Tuning

Batching: Table Slices

VAST processes events in batches. Because the event data has the shape of a table, we call the batches table slices. The following options control their parameters.

Encoding

The option vast.import.batch-encoding selects the encoding of table slices. Available values are:

  • msgpack (row-based)
  • arrow (column-based)

The default encoding for table slices is arrow, which is designed for fast columnar access and enables direct export as Apache Arrow without re-encoding.

MessagePack is space-efficient binary serialization format. We recommend using it especially for binary data, like PCAP or NetFlow/IPFIX with varying layouts, and if exporting to Arrow is not required. MessagePack uses less disk space than Arrow, but the exact space savings depend on the type of data that is encoded.

Size

Most components in VAST operate on table slices, which makes the table slice size a fundamental tuning knob on the spectrum of throughput and latency. Small table slices allow for shorter processing times, resulting in more scheduler context switches and a more balanced workload. However, the increased pressure on the scheduler comes at the cost of throughput. A large table slice size allows actors to spend more time processing a block of data, but makes them yield less frequently to the scheduler. As a result, other actors scheduled on the same thread may have to wait a little longer.

The option vast.import.batch-size sets an upper bound for the number of events per table slice.

The option merely controls number of events per table slice, but not necessarily the number of events until a component forwards a batch to the next stage in a stream. The CAF streaming framework uses a credit-based flow-control mechanism to determine buffering of tables slices.

tip

Setting vast.import.batch-size to 0 causes the table slice size to be unbounded and leaves it to other parameters to determine the actual table slice size.

Import Timeout

The vast.import.batch-timeout option sets a timeout for forwarding buffered table slices to the importer. If the timeout fires before a table slice reaches vast.import.batch-size, then the table slice will contain fewer events and ship immediately.

Shutdown

The stop command gracefully brings down a VAST server that has been started with the start command.
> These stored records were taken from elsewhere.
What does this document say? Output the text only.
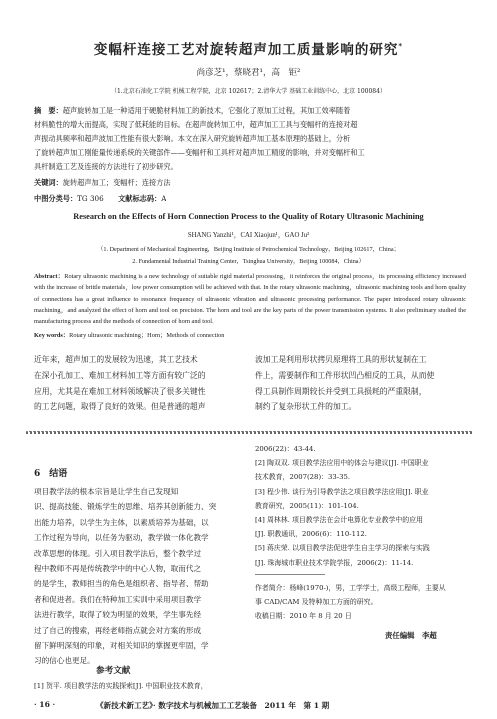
变幅杆连接工艺对旋转超声加工质量影响的研究*
尚彦芝¹，蔡晓君¹，高　钜²
（1.北京石油化工学院 机械工程学院，北京 102617；2.清华大学 基础工业训练中心，北京 100084）
摘　要：超声旋转加工是一种适用于硬脆材料加工的新技术，它强化了原加工过程，其加工效率随着
材料脆性的增大而提高，实现了低耗能的目标。在超声旋转加工中，超声加工工具与变幅杆的连接对超
声振动具频率和超声波加工性能有很大影响。本文在深入研究旋转超声加工基本原理的基础上，分析
了旋转超声加工刚能量传递系统的关键部件——变幅杆和工具杆对超声加工精度的影响，并对变幅杆和工
具杆制造工艺及连接的方法进行了初步研究。
关键词：旋转超声加工；变幅杆；连接方法
中图分类号：TG 306　　 文献标志码：A
Research on the Effects of Horn Connection Process to the Quality of Rotary Ultrasonic Machining
SHANG Yanzhi¹，CAI Xiaojun¹，GAO Ju²
（1. Department of Mechanical Engineering，Beijing Institute of Petrochemical Technology，Beijing 102617，China；
2. Fundamental Industrial Training Center，Tsinghua University，Beijing 100084，China）
Abstract：Rotary ultrasonic machining is a new technology of suitable rigid material processing，it reinforces the original process，its processing efficiency increased with the increase of brittle materials，low power consumption will be achieved with that. In the rotary ultrasonic machining，ultrasonic machining tools and horn quality of connections has a great influence to resonance frequency of ultrasonic vibration and ultrasonic processing performance. The paper introduced rotary ultrasonic machining，and analyzed the effect of horn and tool on precision. The horn and tool are the key parts of the power transmission systems. It also preliminary studied the manufacturing process and the methods of connection of horn and tool.
Key words：Rotary ultrasonic machining；Horn；Methods of connection
近年来，超声加工的发展较为迅速，其工艺技术
在深小孔加工、难加工材料加工等方面有较广泛的
应用，尤其是在难加工材料领域解决了很多关键性
的工艺问题，取得了良好的效果。但是普通的超声
波加工是利用形状拷贝原理将工具的形状复制在工
件上，需要制作和工件形状凹凸相反的工具，从而使
得工具制作周期较长并受到工具损耗的严重限制，
制约了复杂形状工件的加工。
6　 结语
项目教学法的根本宗旨是让学生自己发现知
识、提高技能、锻炼学生的思维、培养其创新能力、突
出能力培养，以学生为主体，以素质培养为基础，以
工作过程为导向，以任务为驱动，教学做一体化教学
改革思想的体现。引入项目教学法后，整个教学过
程中教师不再是传统教学中的中心人物，取而代之
的是学生，教师担当的角色是组织者、指导者、帮助
者和促进者。我们在特种加工实训中采用项目教学
法进行教学，取得了较为明显的效果，学生事先经
过了自己的搜索，再经老师指点就会对方案的形成
留下鲜明深刻的印象，对相关知识的掌握更牢固，学
习的信心也更足。
2006(22)：43-44.
[2] 陶双双. 项目教学法应用中的体会与建议[J]. 中国职业
技术教育，2007(28)：33-35.
[3] 程少伟. 谈行为引导教学法之项目教学法应用[J]. 职业
教育研究，2005(11)：101-104.
[4] 周林林. 项目教学法在会计电算化专业教学中的应用
[J]. 职教通讯，2006(6)：110-112.
[5] 蒋庆荣. 以项目教学法促进学生自主学习的探索与实践
[J]. 珠海城市职业技术学院学报，2006(2)：11-14.
作者简介：杨峰(1970-)，男，工学学士，高级工程师，主要从
事 CAD/CAM 及特种加工方面的研究。
收稿日期：2010 年 8 月 20 日
责任编辑　李超
参考文献
[1] 贺平. 项目教学法的实践探索[J]. 中国职业技术教育，
· 16 ·	《新技术新工艺》· 数字技术与机械加工工艺装备　2011 年　第 1 期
It is also possible to send a signal SIGINT(2) to the vast process instead of using vast stop, but in only works on the same machine that runs the server process. We recommend using vast stop, as it also works over the wire.

The stop command blocks until the server process has terminated, and returns a zero exit code upon success, making it suitable for use in launch system scripts.

The configuration option vast.shutdown-grace-period sets the time to wait until component shutdown finishes cleanly before inducing a hard kill.

note

The server waits for ongoing import processes to terminate before shutting down itself. In case an import process is hanging, you can always terminate the hanging process manually to shutdown the server.